Ces capitaux restent hors actif successoral et hors créanciers, ce qui en fait un outil utile pour financer une partie des frais d’obsèques ou préserver la trésorerie familiale. La sérénité tient à une bonne articulation des solutions : assurance obsèques pour le paiement rapide des frais funéraires, assurance-vie pour la transmission, et contrat In Memoriam pour ce qui ne relève ni des funérailles ni des frais d’obsèques.
Il est ainsi possible de répartir clairement chaque besoin avant que les urgences ne s’accumulent.
| Dispositif | Montant / plafond | Hors succession | Délai de versement | Objet couvert |
| Déduction successorale (art. 775 CGI) | 1 500 € maximum | Non | Après règlement notarial | Frais funéraires déductibles |
| Déblocage bancaire (art. L312-1-4 CMF) | Jusqu’à 5 000 € | Oui | Sous quelques jours | Funérailles urgentes |
| Assurance obsèques | Jusqu’à ~20 000 € | Oui | ~48 heures | Frais funéraires complets |
| Contrat In Memoriam | 5 à 20 ans de prestations | Oui (fidéicommis) | Dès la signature du contrat | Entretien et fleurissement de la sépulture |
| Capital décès CPAM | 3 910 € | Oui | Sur demande | Aide aux proches (salariés privés) |
Au besoin, chaque solution peut se compléter : déduction limitée sur la succession, déblocage bancaire pour un paiement urgent, capital décès, assurance obsèques pour les frais d’obsèques, et contrat In Memoriam pour l’entretien de la sépulture.
Foire aux questions
Les frais d’obsèques entrent-ils dans la succession ?
Oui. Les frais d’obsèques entrent dans la succession comme dette prioritaire : ils sont inscrits au passif avant tout partage entre les héritiers.

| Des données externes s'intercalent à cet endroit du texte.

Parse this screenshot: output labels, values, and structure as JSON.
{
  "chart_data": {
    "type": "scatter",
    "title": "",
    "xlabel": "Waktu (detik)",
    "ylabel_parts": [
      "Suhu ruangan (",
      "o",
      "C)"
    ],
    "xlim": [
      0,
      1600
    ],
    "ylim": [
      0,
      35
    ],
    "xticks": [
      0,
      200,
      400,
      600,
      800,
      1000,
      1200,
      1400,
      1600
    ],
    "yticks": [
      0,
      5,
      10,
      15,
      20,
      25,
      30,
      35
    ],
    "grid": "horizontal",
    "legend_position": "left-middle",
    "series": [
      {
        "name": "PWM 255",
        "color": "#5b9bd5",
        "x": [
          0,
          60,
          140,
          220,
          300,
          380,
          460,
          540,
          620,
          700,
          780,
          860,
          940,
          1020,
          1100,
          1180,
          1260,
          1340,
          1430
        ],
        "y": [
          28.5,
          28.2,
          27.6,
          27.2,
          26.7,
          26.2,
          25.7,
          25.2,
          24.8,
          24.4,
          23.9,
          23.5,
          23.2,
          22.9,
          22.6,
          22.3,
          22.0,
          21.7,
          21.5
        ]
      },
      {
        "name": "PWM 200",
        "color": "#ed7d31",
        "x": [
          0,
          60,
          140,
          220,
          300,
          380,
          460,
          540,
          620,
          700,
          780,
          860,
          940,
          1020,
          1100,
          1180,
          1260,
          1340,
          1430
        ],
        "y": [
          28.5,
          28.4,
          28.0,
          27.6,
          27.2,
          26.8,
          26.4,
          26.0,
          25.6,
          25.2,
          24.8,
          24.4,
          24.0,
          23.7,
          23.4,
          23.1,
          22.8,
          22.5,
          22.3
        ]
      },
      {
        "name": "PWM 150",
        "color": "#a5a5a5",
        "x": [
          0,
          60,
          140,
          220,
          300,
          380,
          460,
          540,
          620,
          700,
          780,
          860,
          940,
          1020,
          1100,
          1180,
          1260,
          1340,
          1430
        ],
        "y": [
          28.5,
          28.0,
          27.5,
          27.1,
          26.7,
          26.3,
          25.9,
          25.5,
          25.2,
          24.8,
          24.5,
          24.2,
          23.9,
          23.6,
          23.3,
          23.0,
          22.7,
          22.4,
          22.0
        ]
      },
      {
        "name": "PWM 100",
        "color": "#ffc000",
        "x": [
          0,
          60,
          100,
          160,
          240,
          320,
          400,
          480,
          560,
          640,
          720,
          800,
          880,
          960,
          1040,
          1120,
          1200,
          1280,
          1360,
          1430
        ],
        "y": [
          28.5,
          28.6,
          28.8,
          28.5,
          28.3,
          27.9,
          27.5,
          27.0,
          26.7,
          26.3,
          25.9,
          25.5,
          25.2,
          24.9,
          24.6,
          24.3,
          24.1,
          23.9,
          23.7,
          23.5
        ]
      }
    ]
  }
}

En pratique, l’article 775 du Code général des impôts permet une déduction sur l’actif successoral dans la limite de 1 500 €, sur présentation de la facture détaillée établie par les pompes funèbres.
Au-delà de ce plafond, la part excédentaire n’est pas déductible et reste intégrée dans la base taxable.

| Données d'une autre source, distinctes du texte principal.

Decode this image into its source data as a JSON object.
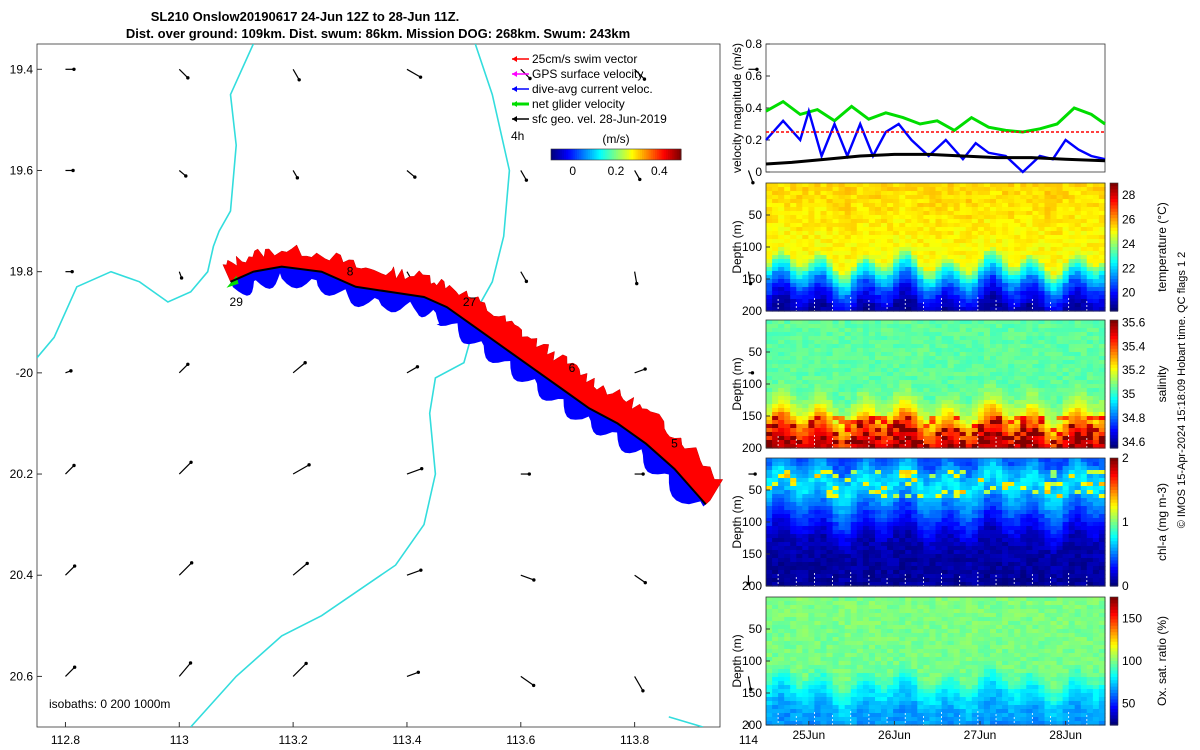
{
  "figure": {
    "title_line1": "SL210 Onslow20190617 24-Jun 12Z to 28-Jun 11Z.",
    "title_line2": "Dist. over ground: 109km. Dist. swum: 86km. Mission DOG: 268km. Swum: 243km",
    "credit": "© IMOS 15-Apr-2024 15:18:09 Hobart time. QC flags 1  2"
  },
  "chart_data": [
    {
      "type": "scatter",
      "panel": "map",
      "xlim": [
        112.75,
        113.95
      ],
      "ylim": [
        -20.7,
        -19.35
      ],
      "xticks": [
        112.8,
        113,
        113.2,
        113.4,
        113.6,
        113.8,
        114
      ],
      "xtick_labels": [
        "112.8",
        "113",
        "113.2",
        "113.4",
        "113.6",
        "113.8",
        "114"
      ],
      "yticks": [
        -19.4,
        -19.6,
        -19.8,
        -20,
        -20.2,
        -20.4,
        -20.6
      ],
      "ytick_labels": [
        "19.4",
        "19.6",
        "19.8",
        "-20",
        "20.2",
        "20.4",
        "20.6"
      ],
      "legend": {
        "placement": "top-right",
        "entries": [
          {
            "label": "25cm/s swim vector",
            "color": "#ff0000"
          },
          {
            "label": "GPS surface velocity",
            "color": "#ff00ff"
          },
          {
            "label": "dive-avg current veloc.",
            "color": "#0000ff"
          },
          {
            "label": "net glider velocity",
            "color": "#00dd00"
          },
          {
            "label": "sfc geo. vel. 28-Jun-2019",
            "color": "#000000"
          }
        ],
        "time_label": "4h"
      },
      "colorbar": {
        "label": "(m/s)",
        "ticks": [
          0,
          0.2,
          0.4
        ],
        "tick_labels": [
          "0",
          "0.2",
          "0.4"
        ],
        "range": [
          -0.1,
          0.5
        ]
      },
      "track": {
        "lon": [
          113.09,
          113.13,
          113.18,
          113.25,
          113.31,
          113.37,
          113.43,
          113.47,
          113.52,
          113.57,
          113.62,
          113.67,
          113.72,
          113.77,
          113.82,
          113.87,
          113.925
        ],
        "lat": [
          -19.82,
          -19.8,
          -19.79,
          -19.8,
          -19.83,
          -19.84,
          -19.85,
          -19.87,
          -19.91,
          -19.95,
          -19.99,
          -20.03,
          -20.07,
          -20.1,
          -20.14,
          -20.19,
          -20.26
        ]
      },
      "day_labels": [
        {
          "text": "29",
          "lon": 113.1,
          "lat": -19.86
        },
        {
          "text": "8",
          "lon": 113.3,
          "lat": -19.8
        },
        {
          "text": "27",
          "lon": 113.51,
          "lat": -19.86
        },
        {
          "text": "6",
          "lon": 113.69,
          "lat": -19.99
        },
        {
          "text": "5",
          "lon": 113.87,
          "lat": -20.14
        }
      ],
      "isobath_label": "isobaths: 0   200  1000m",
      "arrow_grid": {
        "lon": [
          112.8,
          113,
          113.2,
          113.4,
          113.6,
          113.8,
          114
        ],
        "lat": [
          -19.4,
          -19.6,
          -19.8,
          -20,
          -20.2,
          -20.4,
          -20.6
        ],
        "angles_deg": [
          [
            0,
            -45,
            -60,
            -30,
            -45,
            -45,
            0
          ],
          [
            0,
            -40,
            -60,
            -40,
            -60,
            -60,
            -70
          ],
          [
            0,
            -70,
            0,
            -60,
            -60,
            -80,
            -80
          ],
          [
            20,
            45,
            40,
            30,
            20,
            20,
            0
          ],
          [
            45,
            45,
            30,
            20,
            0,
            0,
            0
          ],
          [
            45,
            45,
            40,
            20,
            -20,
            -35,
            -90
          ],
          [
            45,
            50,
            45,
            20,
            -35,
            -60,
            -80
          ]
        ],
        "speeds": [
          [
            0.05,
            0.09,
            0.09,
            0.13,
            0.1,
            0.11,
            0.05
          ],
          [
            0.04,
            0.05,
            0.05,
            0.07,
            0.08,
            0.07,
            0.1
          ],
          [
            0.03,
            0.03,
            0.0,
            0.04,
            0.08,
            0.09,
            0.09
          ],
          [
            0.02,
            0.09,
            0.13,
            0.09,
            0.08,
            0.08,
            0.0
          ],
          [
            0.09,
            0.14,
            0.16,
            0.13,
            0.05,
            0.05,
            0.03
          ],
          [
            0.1,
            0.15,
            0.16,
            0.12,
            0.11,
            0.1,
            0.05
          ],
          [
            0.1,
            0.15,
            0.16,
            0.09,
            0.13,
            0.14,
            0.1
          ]
        ]
      }
    },
    {
      "type": "line",
      "panel": "velocity",
      "ylabel": "velocity magnitude (m/s)",
      "ylim": [
        0,
        0.8
      ],
      "yticks": [
        0,
        0.2,
        0.4,
        0.6,
        0.8
      ],
      "xlim": [
        24.5,
        28.46
      ],
      "series": [
        {
          "color": "#00dd00",
          "x": [
            24.5,
            24.7,
            24.9,
            25.1,
            25.3,
            25.5,
            25.7,
            25.9,
            26.1,
            26.3,
            26.5,
            26.7,
            26.9,
            27.1,
            27.3,
            27.5,
            27.7,
            27.9,
            28.1,
            28.3,
            28.46
          ],
          "y": [
            0.38,
            0.44,
            0.36,
            0.39,
            0.32,
            0.41,
            0.33,
            0.37,
            0.34,
            0.3,
            0.32,
            0.26,
            0.34,
            0.28,
            0.26,
            0.25,
            0.27,
            0.3,
            0.4,
            0.36,
            0.3
          ]
        },
        {
          "color": "#0000ff",
          "x": [
            24.5,
            24.7,
            24.9,
            25.0,
            25.15,
            25.3,
            25.45,
            25.6,
            25.75,
            25.9,
            26.05,
            26.2,
            26.4,
            26.6,
            26.8,
            26.95,
            27.1,
            27.3,
            27.5,
            27.6,
            27.7,
            27.85,
            28.0,
            28.15,
            28.3,
            28.46
          ],
          "y": [
            0.2,
            0.32,
            0.2,
            0.38,
            0.1,
            0.3,
            0.1,
            0.3,
            0.1,
            0.25,
            0.3,
            0.2,
            0.1,
            0.2,
            0.08,
            0.18,
            0.12,
            0.1,
            0.0,
            0.05,
            0.1,
            0.08,
            0.2,
            0.14,
            0.1,
            0.08
          ]
        },
        {
          "color": "#000000",
          "x": [
            24.5,
            24.8,
            25.2,
            25.6,
            26.0,
            26.4,
            26.8,
            27.2,
            27.6,
            28.0,
            28.46
          ],
          "y": [
            0.05,
            0.06,
            0.08,
            0.1,
            0.11,
            0.11,
            0.1,
            0.09,
            0.09,
            0.08,
            0.07
          ]
        },
        {
          "color": "#ff0000",
          "x": [
            24.5,
            28.46
          ],
          "y": [
            0.25,
            0.25
          ]
        }
      ]
    },
    {
      "type": "heatmap",
      "panel": "temperature",
      "ylabel": "Depth (m)",
      "yticks": [
        50,
        100,
        150,
        200
      ],
      "ylim": [
        200,
        0
      ],
      "colorbar_label": "temperature (°C)",
      "colorbar_ticks": [
        20,
        22,
        24,
        26,
        28
      ],
      "clim": [
        18.5,
        29
      ],
      "profile_stops": [
        [
          0,
          25.5
        ],
        [
          120,
          25.0
        ],
        [
          140,
          22.5
        ],
        [
          165,
          20.5
        ],
        [
          200,
          18.8
        ]
      ]
    },
    {
      "type": "heatmap",
      "panel": "salinity",
      "ylabel": "Depth (m)",
      "yticks": [
        50,
        100,
        150,
        200
      ],
      "ylim": [
        200,
        0
      ],
      "colorbar_label": "salinity",
      "colorbar_ticks": [
        34.6,
        34.8,
        35,
        35.2,
        35.4,
        35.6
      ],
      "clim": [
        34.55,
        35.62
      ],
      "profile_stops": [
        [
          0,
          35.05
        ],
        [
          110,
          35.05
        ],
        [
          140,
          35.15
        ],
        [
          165,
          35.35
        ],
        [
          200,
          35.55
        ]
      ]
    },
    {
      "type": "heatmap",
      "panel": "chlorophyll",
      "ylabel": "Depth (m)",
      "yticks": [
        50,
        100,
        150,
        200
      ],
      "ylim": [
        200,
        0
      ],
      "colorbar_label": "chl-a (mg m-3)",
      "colorbar_ticks": [
        0,
        1,
        2
      ],
      "clim": [
        0,
        2
      ],
      "profile_stops": [
        [
          0,
          0.4
        ],
        [
          40,
          0.75
        ],
        [
          80,
          0.45
        ],
        [
          130,
          0.1
        ],
        [
          200,
          0.05
        ]
      ]
    },
    {
      "type": "heatmap",
      "panel": "oxygen",
      "ylabel": "Depth (m)",
      "yticks": [
        50,
        100,
        150,
        200
      ],
      "ylim": [
        200,
        0
      ],
      "colorbar_label": "Ox. sat. ratio (%)",
      "colorbar_ticks": [
        50,
        100,
        150
      ],
      "clim": [
        25,
        175
      ],
      "profile_stops": [
        [
          0,
          100
        ],
        [
          120,
          98
        ],
        [
          150,
          78
        ],
        [
          180,
          68
        ],
        [
          200,
          65
        ]
      ],
      "xtick_labels": [
        "25Jun",
        "26Jun",
        "27Jun",
        "28Jun"
      ],
      "xticks": [
        25,
        26,
        27,
        28
      ],
      "xlim": [
        24.5,
        28.46
      ]
    }
  ]
}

Comment régler les frais d’obsèques avec le compte du défunt ?
La banque peut autoriser un prélèvement sur le compte du défunt pour payer les obsèques directement à l’entreprise de pompes funèbres. L’article L312-1-4 du Code monétaire et financier prévoit ce mécanisme, dans la limite de 5 000 €, sans attendre la clôture de la succession.

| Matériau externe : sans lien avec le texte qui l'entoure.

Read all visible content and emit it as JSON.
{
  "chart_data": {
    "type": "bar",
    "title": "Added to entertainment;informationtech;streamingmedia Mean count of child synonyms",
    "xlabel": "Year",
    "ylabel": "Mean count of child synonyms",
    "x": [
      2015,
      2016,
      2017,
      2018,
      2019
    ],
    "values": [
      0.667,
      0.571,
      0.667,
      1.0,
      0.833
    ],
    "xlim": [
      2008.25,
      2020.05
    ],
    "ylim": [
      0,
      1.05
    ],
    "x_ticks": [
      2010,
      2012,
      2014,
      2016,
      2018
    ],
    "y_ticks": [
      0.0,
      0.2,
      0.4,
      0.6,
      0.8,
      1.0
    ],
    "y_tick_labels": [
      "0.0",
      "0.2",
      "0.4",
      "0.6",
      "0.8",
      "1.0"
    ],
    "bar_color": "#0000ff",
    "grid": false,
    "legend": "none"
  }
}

Pour cela, il faut produire l’acte de décès et la facture. Dès lors, la banque peut régler les frais d’obsèques sans avance immédiate de la famille. Ce montant complémentaire, jusqu’à 5 965 €, peut être mobilisé lorsque les frais dépassent ce premier plafond, sous réserve de justificatifs.
Les enfants sont-ils obligés de payer les obsèques de leurs parents ?
Oui, dans certains cas. Lorsque l’actif successoral est insuffisant, les descendants peuvent devoir payer les obsèques au titre de l’obligation alimentaire des héritiers, y compris après une renonciation à la succession.
Cette contribution repose sur les articles 205 et 207 du Code civil et se répartit selon les ressources de chacun. À l’inverse, une exonération peut être admise si le défunt a gravement manqué à ses devoirs parentaux, sous l’appréciation du juge aux affaires familiales.